Outros tipos de obra artística também parecem mais dependentes da crítica que a arquitetura. Por comparação com a permanência relativa dos edifícios, peças, danças, e concertos começam, desenvolvem-se, e chegam a um fim de acordo com uma agenda que é mais ou menos conhecida com antecedência. O fim dos maus, por exemplo, pode não chegar tão cedo. Porém, bom ou mau, os fins das chamadas obras temporais são geralmente seguidos por recontos, avaliações, comparações, e interpretações, em outras palavras: crítica, que prevê elogio ou seu oposto, também apropriação, e melhor entendimento. O habitar, a modalidade básica do sentido arquitetônico, é, por contraste, imprevisto. Evidentemente, os programas (que se desvelam no tempo) são fornecidos e acomodados por obras construídas, mas seus desvelamentos preveem repetições sem fim. O que é mais, a experiência prolongada induz familiaridade, que por sua vez parece impedir a avaliação ou torná-la gratuita. Pelo menos, isso é o que uma reflexão preliminar sobre a crítica em arquitetura, como oposta às outras artes, parece sugerir.

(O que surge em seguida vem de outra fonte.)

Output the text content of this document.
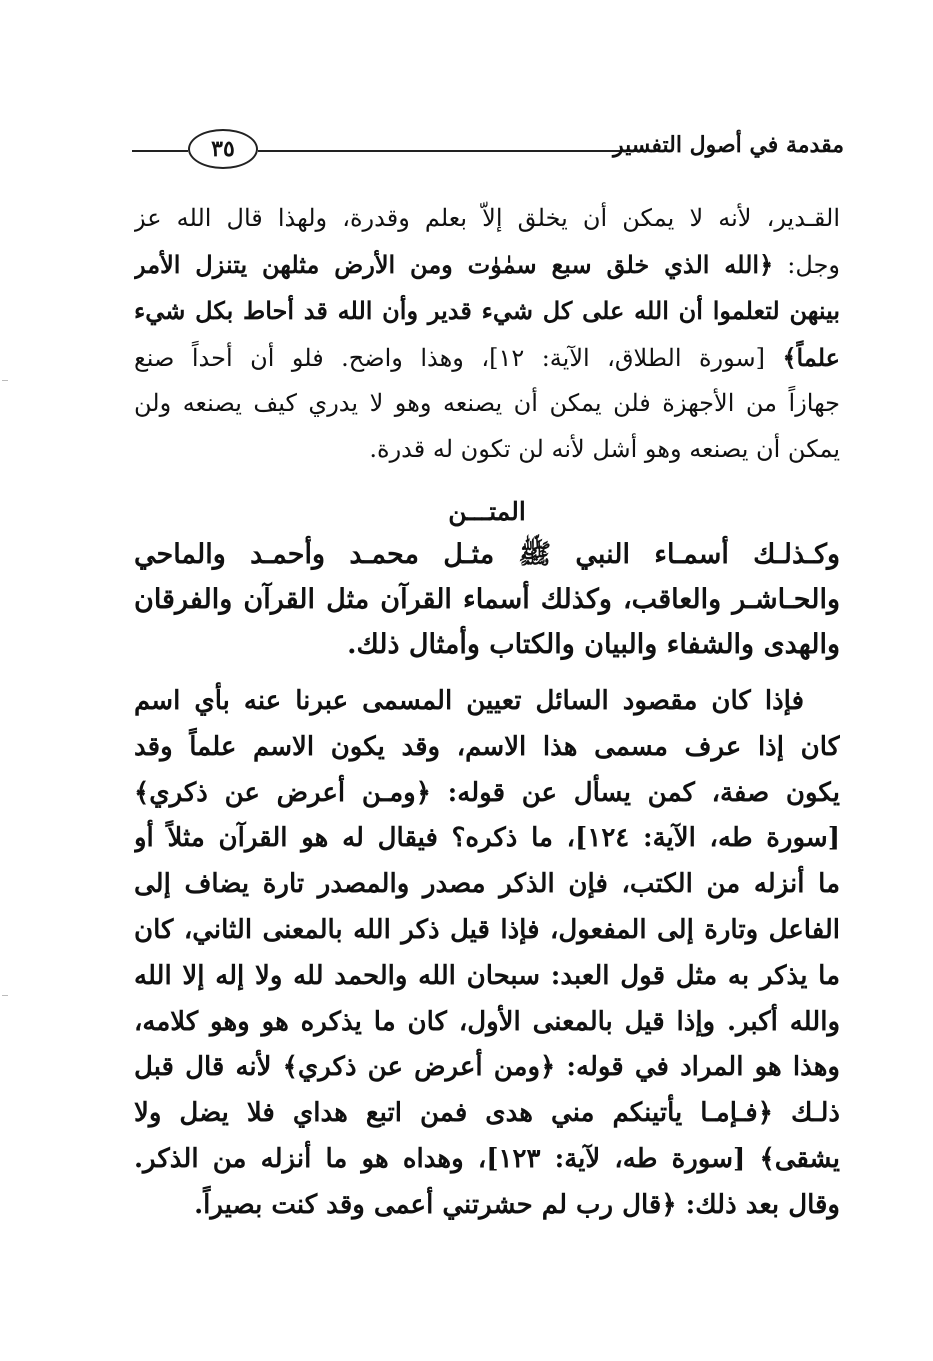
٣٥	مقدمة في أصول التفسير
القـدير، لأنه لا يمكن أن يخلق إلاّ بعلم وقدرة، ولهذا قال الله عز
وجل: ﴿الله الذي خلق سبع سمٰوٰت ومن الأرض مثلهن يتنزل الأمر
بينهن لتعلموا أن الله على كل شيء قدير وأن الله قد أحاط بكل شيء
علماً﴾ [سورة الطلاق، الآية: ١٢]، وهذا واضح. فلو أن أحداً صنع
جهازاً من الأجهزة فلن يمكن أن يصنعه وهو لا يدري كيف يصنعه ولن
يمكن أن يصنعه وهو أشل لأنه لن تكون له قدرة.
المتـــن
وكـذلـك أسمـاء النبي ﷺ مثـل محمـد وأحمـد والماحي
والحـاشـر والعاقب، وكذلك أسماء القرآن مثل القرآن والفرقان
والهدى والشفاء والبيان والكتاب وأمثال ذلك.
فإذا كان مقصود السائل تعيين المسمى عبرنا عنه بأي اسم
كان إذا عرف مسمى هذا الاسم، وقد يكون الاسم علماً وقد
يكون صفة، كمن يسأل عن قوله: ﴿ومـن أعرض عن ذكري﴾
[سورة طه، الآية: ١٢٤]، ما ذكره؟ فيقال له هو القرآن مثلاً أو
ما أنزله من الكتب، فإن الذكر مصدر والمصدر تارة يضاف إلى
الفاعل وتارة إلى المفعول، فإذا قيل ذكر الله بالمعنى الثاني، كان
ما يذكر به مثل قول العبد: سبحان الله والحمد لله ولا إله إلا الله
والله أكبر. وإذا قيل بالمعنى الأول، كان ما يذكره هو وهو كلامه،
وهذا هو المراد في قوله: ﴿ومن أعرض عن ذكري﴾ لأنه قال قبل
ذلـك ﴿فـإمـا يأتينكم مني هدى فمن اتبع هداي فلا يضل ولا
يشقى﴾ [سورة طه، لآية: ١٢٣]، وهداه هو ما أنزله من الذكر.
وقال بعد ذلك: ﴿قال رب لم حشرتني أعمى وقد كنت بصيراً.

No entanto, apesar das diferentes maneiras que as várias artes apresentam-se à experiência, edifícios compartilham com poemas, pinturas, e atuações o fato de que os bons são sempre mais interessantes do que parecem à primeira vista, como se as ofertas que inicialmente pareciam tão óbvias secretamente abrigassem outras que não eram. Isso é, em parte, uma função de tamanho. Todas as configurações contidas num edifício não podem se tornar aparentes num instante. O mesmo é verdade para as qualidades mais focalizadas do edifício. Meu primeiro ponto é que a própria espacialidade do edifício, sua extensão,ou combinação de configurações naturalmente dá origem à crítica. O habitar prosaico negligencia as condições que estão além de seu marco imediato de referências. Embora preocupado com o menu antes da refeição, tenho pouco interesse na cozinha, menos ainda na despensa, e nenhum no quintal dos fundos. O uso de um ambiente, não dos outros próximos, assume uma hierarquia de interesses, pelo qual o primeiro tem grande importância e os outros dificilmente alguma. A crítica supera essa negligência construindo uma imagem mais completa. Uma construção ou compensação como essa pode ser chamada função registrar da crítica, por meio da qual uma totalidade inteligível é definida, e toda a gama de aspectos significativos do conjunto é registrada para estudo e entendimento. O registro dá à obra um tipo diferente de durabilidade do que seus materiais permitem. Apesar de pedra e aço serem dificilmente efêmeros, a crítica, particularmente a crítica escrita, dota a obra com uma permanência ainda maior. Tal como a famosa observação de Victor Hugo sobre a arquitetura após Gutenberg: “o livro de pedra, tão sólido e tão duradouro, estava para ceder lugar ao livro de papel, ainda mais sólido e duradouro... quem não admite que nessa forma o pensamento é infinitamente mais indelével?”[6] Registrar também envolve um processo de conversão através do qual as qualidades espaciais e materiais da obra são traduzidas a outro meio: linguagem escrita ou falada.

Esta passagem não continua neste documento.